Tausende marokkanische Polizisten wurden in Ceuta eingesetzt, um weitere Massenankünfte zu verhindern, nachdem im Vorfeld des 15. August Appelle in den sozialen Medien laut geworden waren. Die vermissten Migranten befinden sich weiterhin in der Region, berichten Quellen.

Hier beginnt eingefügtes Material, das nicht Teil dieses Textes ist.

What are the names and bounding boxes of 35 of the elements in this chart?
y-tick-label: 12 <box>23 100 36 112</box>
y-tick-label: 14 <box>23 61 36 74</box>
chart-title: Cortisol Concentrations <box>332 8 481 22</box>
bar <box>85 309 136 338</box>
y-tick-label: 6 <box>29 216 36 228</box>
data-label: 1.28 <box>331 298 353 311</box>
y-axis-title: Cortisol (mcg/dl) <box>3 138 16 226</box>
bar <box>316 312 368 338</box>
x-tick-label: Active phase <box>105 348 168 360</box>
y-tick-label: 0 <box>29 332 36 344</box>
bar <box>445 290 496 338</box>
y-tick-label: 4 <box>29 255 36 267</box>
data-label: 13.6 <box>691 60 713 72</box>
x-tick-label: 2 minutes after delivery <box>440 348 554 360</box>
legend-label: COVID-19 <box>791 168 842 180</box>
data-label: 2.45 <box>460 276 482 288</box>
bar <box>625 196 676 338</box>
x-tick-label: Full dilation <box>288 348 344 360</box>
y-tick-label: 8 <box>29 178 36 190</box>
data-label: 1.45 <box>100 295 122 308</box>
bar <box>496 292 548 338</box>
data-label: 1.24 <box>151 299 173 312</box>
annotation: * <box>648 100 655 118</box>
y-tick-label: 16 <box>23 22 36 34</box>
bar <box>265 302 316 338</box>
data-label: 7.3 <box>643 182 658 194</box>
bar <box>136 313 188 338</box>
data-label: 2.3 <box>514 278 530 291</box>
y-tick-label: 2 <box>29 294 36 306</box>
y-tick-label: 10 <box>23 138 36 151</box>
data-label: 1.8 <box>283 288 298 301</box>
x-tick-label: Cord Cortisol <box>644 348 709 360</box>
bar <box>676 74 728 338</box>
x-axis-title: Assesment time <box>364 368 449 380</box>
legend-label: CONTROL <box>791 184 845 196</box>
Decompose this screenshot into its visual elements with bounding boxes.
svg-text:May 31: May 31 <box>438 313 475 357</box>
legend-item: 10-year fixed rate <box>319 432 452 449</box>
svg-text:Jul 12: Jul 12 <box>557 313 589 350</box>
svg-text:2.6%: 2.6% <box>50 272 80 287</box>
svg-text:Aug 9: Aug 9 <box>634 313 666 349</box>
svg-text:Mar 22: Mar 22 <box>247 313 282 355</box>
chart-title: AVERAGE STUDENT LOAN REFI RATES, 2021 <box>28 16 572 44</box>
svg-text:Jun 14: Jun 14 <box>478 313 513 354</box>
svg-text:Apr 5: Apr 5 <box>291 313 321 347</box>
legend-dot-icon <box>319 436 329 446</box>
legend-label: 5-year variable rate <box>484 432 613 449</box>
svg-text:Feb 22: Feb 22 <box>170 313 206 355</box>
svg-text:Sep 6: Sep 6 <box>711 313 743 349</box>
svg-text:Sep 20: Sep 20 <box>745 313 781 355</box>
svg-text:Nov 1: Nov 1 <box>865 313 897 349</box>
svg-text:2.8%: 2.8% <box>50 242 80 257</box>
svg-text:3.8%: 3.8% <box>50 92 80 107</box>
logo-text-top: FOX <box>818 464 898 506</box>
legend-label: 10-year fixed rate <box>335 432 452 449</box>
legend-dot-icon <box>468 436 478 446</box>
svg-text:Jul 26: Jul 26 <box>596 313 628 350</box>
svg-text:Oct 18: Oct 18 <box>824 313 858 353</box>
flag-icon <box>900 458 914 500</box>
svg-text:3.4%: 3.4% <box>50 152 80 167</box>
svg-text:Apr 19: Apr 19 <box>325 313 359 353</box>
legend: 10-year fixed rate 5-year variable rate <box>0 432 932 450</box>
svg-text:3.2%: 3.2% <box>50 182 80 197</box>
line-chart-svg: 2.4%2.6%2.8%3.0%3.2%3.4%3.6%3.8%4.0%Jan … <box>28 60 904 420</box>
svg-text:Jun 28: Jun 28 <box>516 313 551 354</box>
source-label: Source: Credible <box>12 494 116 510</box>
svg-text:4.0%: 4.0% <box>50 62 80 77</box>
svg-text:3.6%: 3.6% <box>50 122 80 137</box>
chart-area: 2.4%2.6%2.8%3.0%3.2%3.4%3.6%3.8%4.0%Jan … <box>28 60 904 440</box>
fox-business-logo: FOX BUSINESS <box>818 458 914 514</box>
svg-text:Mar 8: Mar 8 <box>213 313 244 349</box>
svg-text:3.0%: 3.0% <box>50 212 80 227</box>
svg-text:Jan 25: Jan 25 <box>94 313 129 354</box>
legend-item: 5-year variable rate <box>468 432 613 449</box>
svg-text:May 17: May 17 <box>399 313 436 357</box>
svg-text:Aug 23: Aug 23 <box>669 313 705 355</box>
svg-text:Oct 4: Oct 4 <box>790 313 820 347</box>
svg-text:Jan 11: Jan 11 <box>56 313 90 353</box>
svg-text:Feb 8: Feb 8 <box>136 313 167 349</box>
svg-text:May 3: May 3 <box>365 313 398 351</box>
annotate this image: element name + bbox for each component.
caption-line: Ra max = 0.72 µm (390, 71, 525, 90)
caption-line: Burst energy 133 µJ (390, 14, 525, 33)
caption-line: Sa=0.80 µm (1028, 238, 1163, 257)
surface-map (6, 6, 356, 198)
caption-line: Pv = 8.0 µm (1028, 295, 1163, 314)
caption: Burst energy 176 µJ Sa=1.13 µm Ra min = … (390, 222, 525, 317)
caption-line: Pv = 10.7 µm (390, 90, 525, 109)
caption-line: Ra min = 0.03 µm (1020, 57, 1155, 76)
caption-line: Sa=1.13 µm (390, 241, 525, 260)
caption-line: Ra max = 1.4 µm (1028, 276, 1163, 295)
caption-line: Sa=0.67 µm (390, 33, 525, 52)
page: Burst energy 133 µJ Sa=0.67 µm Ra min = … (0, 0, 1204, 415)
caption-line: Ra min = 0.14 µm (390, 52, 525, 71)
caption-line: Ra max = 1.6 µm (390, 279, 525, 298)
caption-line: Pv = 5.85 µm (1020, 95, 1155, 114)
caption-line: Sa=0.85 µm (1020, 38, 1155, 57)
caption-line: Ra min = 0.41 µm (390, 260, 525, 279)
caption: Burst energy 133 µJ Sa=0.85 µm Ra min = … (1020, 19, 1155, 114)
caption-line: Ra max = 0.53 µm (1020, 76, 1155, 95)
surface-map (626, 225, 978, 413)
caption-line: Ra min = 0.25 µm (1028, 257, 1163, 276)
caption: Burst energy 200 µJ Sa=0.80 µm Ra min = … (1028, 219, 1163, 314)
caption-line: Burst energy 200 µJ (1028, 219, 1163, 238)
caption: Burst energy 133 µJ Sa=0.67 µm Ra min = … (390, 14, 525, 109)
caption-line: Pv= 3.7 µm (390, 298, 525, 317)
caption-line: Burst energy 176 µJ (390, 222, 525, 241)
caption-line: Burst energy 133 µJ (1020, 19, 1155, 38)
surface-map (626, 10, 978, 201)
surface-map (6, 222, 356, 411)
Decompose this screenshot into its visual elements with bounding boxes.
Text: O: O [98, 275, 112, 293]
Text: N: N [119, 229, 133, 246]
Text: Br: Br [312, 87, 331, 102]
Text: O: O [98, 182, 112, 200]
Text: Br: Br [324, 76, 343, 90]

Die Maßnahmen wurden nach der Krise vom 30. und 31. Juli verschärft, als rund 80.000 Migranten die Grenze überquerten. Laut Angaben des Instituts für Rechtsmedizin in Ceuta, das die Autopsien durchführte, starben dabei 82 Menschen auf spanischer Seite. Schätzungen von Hilfsorganisationen, darunter Caminando Fronteras, zufolge kamen auf beiden Seiten der Grenze mindestens 141 Menschen ums Leben.

Laut El País herrscht in Ceuta derzeit Ruhe, was unter anderem der massiven Polizeipräsenz entlang der Grenze zu verdanken ist. Die Sicherheitsvorkehrungen wurden nach den in den letzten Tagen geäußerten Warnungen sowohl auf spanischer als auch auf marokkanischer Seite der Grenze verstärkt.